Sunday, August 4, 2013

"Y" investors don't want you to pitch ??


It have observed some common mistakes that most of the entrepreneurs make. listing down some of the things that really "turn-off" most of the investors.

  •  Too much of text: Avoid text heavy presentations. Keep them short, crisp and only write what is needed. The moment you have lot of text, the person viewing the presentation starts reading the text and his mind stops listening to what your pitching. The power point slide is a tool to only show the "Power Points"

  •  Irrelevant visual elements: Some people do follow the above statement and to replace text use visual elements. But then they use irrelevant images, charts which don't really add enough content value. Add something like a flow-chart of process, image of prototype developed, etc.

  • Missing the "How" question: Most of plans often say: We target to a yearly run rate of $ 2 Cr. in second year of our operations or We shall acquire ABC number of users in coming years. Few talk of how they will reach to a yearly run rate of $  2 Cr or acquire those ABC users.
  • One could say, for an e-comm company: I plan to increase by average ticket size to $ 100 from current $ 600 and increase my orders/week to 20 from current 15, resulting in a yearly run rate of $ 2 Cr. 
  • Again, define how you would increase your ticket size and order/day. When you do this, investors get to know that you understand the key growth drivers of your business.

  • 5) No Competition: Its difficult to not have competition. Yes there might not be a true competition, but there always is possible competition. Try and show investors that you have studied each competitor (true and possible) and then designed your differentiated product. Avoid saying, "We have no competition"

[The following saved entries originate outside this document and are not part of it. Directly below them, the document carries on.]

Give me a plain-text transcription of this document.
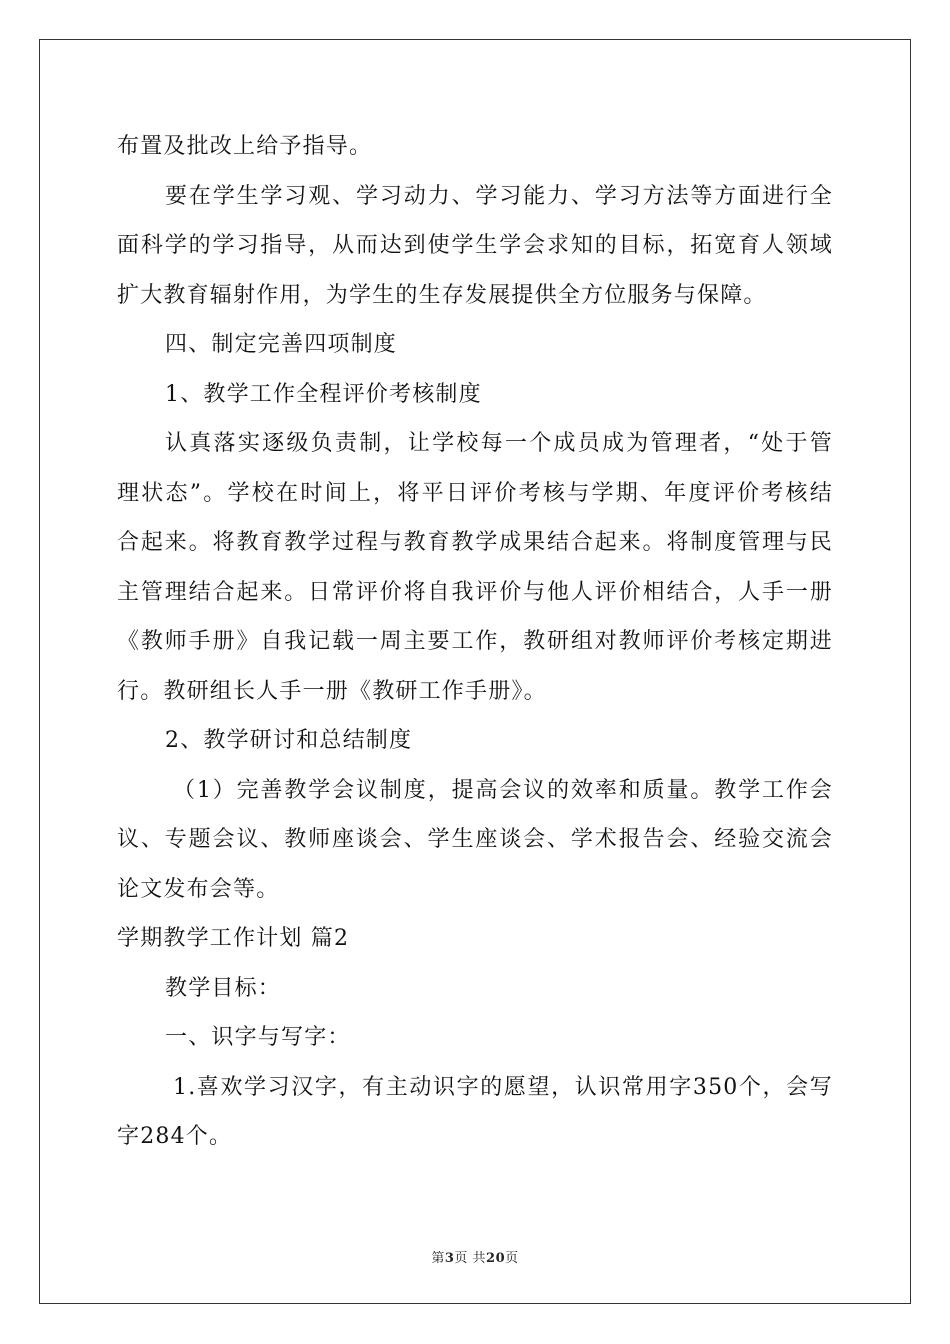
布置及批改上给予指导。
要在学生学习观、学习动力、学习能力、学习方法等方面进行全
面科学的学习指导，从而达到使学生学会求知的目标，拓宽育人领域
扩大教育辐射作用，为学生的生存发展提供全方位服务与保障。
四、制定完善四项制度
1、教学工作全程评价考核制度
认真落实逐级负责制，让学校每一个成员成为管理者，“处于管
理状态”。学校在时间上，将平日评价考核与学期、年度评价考核结
合起来。将教育教学过程与教育教学成果结合起来。将制度管理与民
主管理结合起来。日常评价将自我评价与他人评价相结合，人手一册
《教师手册》自我记载一周主要工作，教研组对教师评价考核定期进
行。教研组长人手一册《教研工作手册》。
2、教学研讨和总结制度
（1）完善教学会议制度，提高会议的效率和质量。教学工作会
议、专题会议、教师座谈会、学生座谈会、学术报告会、经验交流会
论文发布会等。
学期教学工作计划 篇2
教学目标：
一、识字与写字：
1.喜欢学习汉字，有主动识字的愿望，认识常用字350个，会写
字284个。
第3页 共20页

  • Scary Ask and Valuation: Be realistic in terms of your financial ask and valuation. Don't ask something that is beyond a fund's focus/ticket size. Also show how the money is going to be used. Investors know how much money is needed at each stage.
  • Regarding valuation, its an pure art of brain . Don't scare an investor by putting a $5 million valuation for a company that has not made its initial revenue. An entrepreneur who has raised money, or an investor, mentor will be better to guide on valuation.